Because both the teacher and his fellow classmates may evaluate a student's behaviour, contradictory judgments are possible. A given act may be praised by the teacher and criticized by peers, or vice versa. This may not be the normal state of affairs, to be sure, but it does happen frequently enough to bear comment. A classic example of this kind of contradiction was observed in one second grade classroom in which a boy was complimented by his teacher for his gracefulness during a period of "creative" dancing while, at the same time, his male classmates teased him for acting like a sissy. This example calls attention to the fact that students are often concerned with the approval of two audiences whose taste may differ. It also hints at the possibility that the conflict between teacher and peer approval might be greater for boys than for girls. Many of the behaviours that the teacher smiles upon, especially those that have to do with  compliance to institutional expectations (e.g., neatness, passivity, cleanliness), are more closely linked in our society with feminine than with masculine ideals.

From all that has been said it is evident that learning how to live in a classroom involves not only leaning how to handle situations in which one's own work or behaviour are evaluated, but also learning how to witness, and occasionally participate in, the evaluation of others. In addition to getting used to a life in which their strengths and weaknesses are often exposed to public scrutiny, students also have to accustom themselves to viewing the strengths and weaknesses of their fellow students. This shared exposure makes comparisons between students inevitable and adds another degree of complexity to the evaluation picture.

At the heart of the teacher's authority is his command over the student's attention. Students are expected to attend to certain matters while they are in the classroom. and much of the teacher's energies are spent in making sure that this happens. At home the child must learn how to stop; at school he must learn how to look and listen.

The distinction between work and play has far-reaching consequences for human affairs, and the classroom is the setting in which most people encounter this distinction in a personally meaningful way. According to one of its many definitions, work entails becoming engaged in a purposeful activity that has been prescribed for us by someone else; an activity which we would not at that moment be engaged if it were not for some system of authority relationships. As preschoolers the students may have played with the concept of work, but their fanciful enactments of adult work situations usually lack one essential ingredient, namely: the use of some kind of an external authority system to tell them what to do and to keep them at their job. The teacher, with his prescriptive dicta and his surveillance over the students' attention, provides the missing ingredient that makes work real. The teacher, although he may disclaim the title, is the student's first "Boss."

The concepts of obedience and of independence are often thought to be antithetical and, in our society, the latter concept is more often the declared objective of our schools than is the former. Therefore, we typically play down or fail to recognize the extent to which students are expected to conform to  the expectations of others and when this state of affairs is called to our attention the natural response is one of alarm.

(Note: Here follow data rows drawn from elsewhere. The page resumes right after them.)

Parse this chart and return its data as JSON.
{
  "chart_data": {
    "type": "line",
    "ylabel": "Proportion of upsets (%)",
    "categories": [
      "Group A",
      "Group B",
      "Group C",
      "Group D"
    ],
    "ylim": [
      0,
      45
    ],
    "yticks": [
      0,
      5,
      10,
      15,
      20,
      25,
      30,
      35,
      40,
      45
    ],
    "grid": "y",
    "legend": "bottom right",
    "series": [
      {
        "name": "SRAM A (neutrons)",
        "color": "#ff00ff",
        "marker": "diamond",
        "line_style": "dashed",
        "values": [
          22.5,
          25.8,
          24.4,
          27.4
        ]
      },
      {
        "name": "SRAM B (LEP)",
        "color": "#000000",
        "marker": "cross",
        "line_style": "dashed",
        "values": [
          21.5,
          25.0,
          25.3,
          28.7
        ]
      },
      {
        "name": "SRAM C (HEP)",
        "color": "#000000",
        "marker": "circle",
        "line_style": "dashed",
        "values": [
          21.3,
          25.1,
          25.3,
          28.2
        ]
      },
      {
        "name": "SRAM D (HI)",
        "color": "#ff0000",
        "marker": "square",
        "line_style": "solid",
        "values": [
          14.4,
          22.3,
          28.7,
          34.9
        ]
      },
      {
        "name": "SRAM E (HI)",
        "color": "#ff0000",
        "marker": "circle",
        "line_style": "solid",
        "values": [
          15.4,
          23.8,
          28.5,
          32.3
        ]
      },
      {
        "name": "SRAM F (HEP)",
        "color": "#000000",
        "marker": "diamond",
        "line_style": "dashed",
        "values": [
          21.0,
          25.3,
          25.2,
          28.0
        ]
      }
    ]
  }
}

Yet the habits of obedience and docility engendered in the classroom have a high pay-off in other settings. So far as their power structure is concerned classrooms are not too dissimilar from factories or offices, those ubiquitous organizations in which so much of our adult life is spent. Thus, school might really be called a preparation for life, but not in the usual sense in which educators imply that slogan. Power may be abused in school as elsewhere, but its existence is a fact of life to which we must adapt. The process of adaption begins during the first few years of life but it is significantly accelerated, for most of us, on the day we enter kindergarten.